我想要完成的是将列拆分为同一个表中的多个列。
我的数据:
eventCategory eventAction eVentLabel
HomePage Click {"Name":"Ariel","number":"aaa"}
HomePage Click {"Name":"Dan","number":"bbb"}
HomePage Click {"Name":"Daf","number":"ccc"}
我需要什么:
eventCategory eventAction eVentLabel Name number
HomePage Click {"Name":"Ariel","number":"aaa"} Ariel aaa
HomePage Click {"Name":"Dan","number":"bbb"} Dan bbb
HomePage Click {"Name":"Daf","number":"ccc"} Daf ccc
答案 0 :(得分:5)
Another tidyverse
answer; this time employing jsonlite::fromJSON
and purrr
. This solution transparently handles additional columns embedded in the JSON and fills missing values appropriately.
library(tidyverse)
library(jsonlite)
data.raw <- 'eventCategory eventAction eVentLabel
HomePage Click {"Name":"Ariel","number":"aaa"}
HomePage Click {"Name":"Dan","number":"bbb"}
HomePage Click {"Name":"Daf","number":"ccc"}'
data = read_tsv(data.raw)
data %>%
mutate(new_cols = map(eVentLabel, fromJSON),
new_cols = map(new_cols, as_data_frame)) %>%
unnest(new_cols)
#> # A tibble: 3 x 5
#> eventCategory eventAction eVentLabel Name number
#> <chr> <chr> <chr> <chr> <chr>
#> 1 HomePage Click {"Name":"Ariel","number":"aaa"} Ariel aaa
#> 2 HomePage Click {"Name":"Dan","number":"bbb"} Dan bbb
#> 3 HomePage Click {"Name":"Daf","number":"ccc"} Daf ccc
Please note that unnest
will drop all rows that have null values in the data.
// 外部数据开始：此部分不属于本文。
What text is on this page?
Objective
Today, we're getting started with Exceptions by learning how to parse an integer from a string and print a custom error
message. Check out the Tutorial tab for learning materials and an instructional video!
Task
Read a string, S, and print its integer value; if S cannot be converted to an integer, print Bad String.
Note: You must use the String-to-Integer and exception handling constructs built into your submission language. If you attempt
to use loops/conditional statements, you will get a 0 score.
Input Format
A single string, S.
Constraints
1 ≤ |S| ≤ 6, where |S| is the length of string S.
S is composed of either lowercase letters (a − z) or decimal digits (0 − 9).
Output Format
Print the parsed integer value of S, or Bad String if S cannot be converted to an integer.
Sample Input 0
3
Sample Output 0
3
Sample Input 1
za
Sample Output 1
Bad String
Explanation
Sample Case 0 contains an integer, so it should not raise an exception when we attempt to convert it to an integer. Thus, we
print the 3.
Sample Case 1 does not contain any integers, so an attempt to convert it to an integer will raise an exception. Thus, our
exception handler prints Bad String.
Consider this example:
data.raw <- 'eventCategory eventAction eVentLabel
HomePage Click {"Name":"Ariel","number":"aaa"}
HomePage Click {"Name":"Dan","number":"bbb"}
HomePage Click {"Name":"Daf","number":"ccc"}
HomePage Click {}
HomePage Click {"Account": "010001"}'
data = read_tsv(data.raw)
data %>%
mutate(new_cols = map(eVentLabel, fromJSON),
new_cols = map(new_cols, as_data_frame)) %>%
unnest(new_cols)
#> # A tibble: 4 x 6
#> eventCategory eventAction eVentLabel Name number Account
#> <chr> <chr> <chr> <chr> <chr> <chr>
#> 1 HomePage Click {"Name":"Ariel","number":"aaa"} Ariel aaa <NA>
#> 2 HomePage Click {"Name":"Dan","number":"bbb"} Dan bbb <NA>
#> 3 HomePage Click {"Name":"Daf","number":"ccc"} Daf ccc <NA>
#> 4 HomePage Click {"Account": "010001"} <NA> <NA> 010001
Note that we drop the row that has empty JSON ({}
) in the original data. We also add a column for the new variable Account, and fill in NA
values appropriately.
Finally, trying to run if there are blank lines on the JSON (e.g. (""
or NA
)) rows will fail; you need to remove those before passing into fromJSON
with a filter
statement. By example:
data %>%
filter(nchar(eVentLabel) > 0, !is.na(eVentLabel)) %>%
...
答案 1 :(得分:1)
一种选择是将字符串分割为:
以提取元素
v1 <- lapply(strsplit(gsub('[{"},]', ':', df1$eVentLabel), ":"),
function(x) {x1 <- trimws(x[nzchar(x)])
setNames(x1[c(FALSE, TRUE)], x1[c(TRUE, FALSE)]) })[[1]]
df1[names(v1)] <- v1
df1
# eventCategory eventAction eVentLabel Name number
#1 HomePage Click {"Name":"Ariel","number":"aaa"} Ariel aaa
对于新数据集
res <- do.call(rbind, lapply(strsplit(gsub('[{"},]', ':', df2$eVentLabel), ":"),
function(x) {x1 <- trimws(x[nzchar(x)])
setNames(x1[c(FALSE, TRUE)], x1[c(TRUE, FALSE)]) }))
df2[names(res)] <- res
df2
# eventCategory eventAction eVentLabel Name number
#1 HomePage Click {"Name":"Ariel","number":"aaa"} Ariel aaa
#2 HomePage Click {"Name":"Dan","number":"bbb"} Dan bbb
#3 HomePage Click {"Name":"Daf","number":"ccc"} Daf ccc
df1 <- structure(list(eventCategory = "HomePage", eventAction = "Click",
eVentLabel = "{\"Name\":\"Ariel\",\"number\":\"aaa\"}"),
.Names = c("eventCategory",
"eventAction", "eVentLabel"), class = "data.frame", row.names = c(NA,
-1L))
df2 <- structure(list(eventCategory = c("HomePage", "HomePage", "HomePage"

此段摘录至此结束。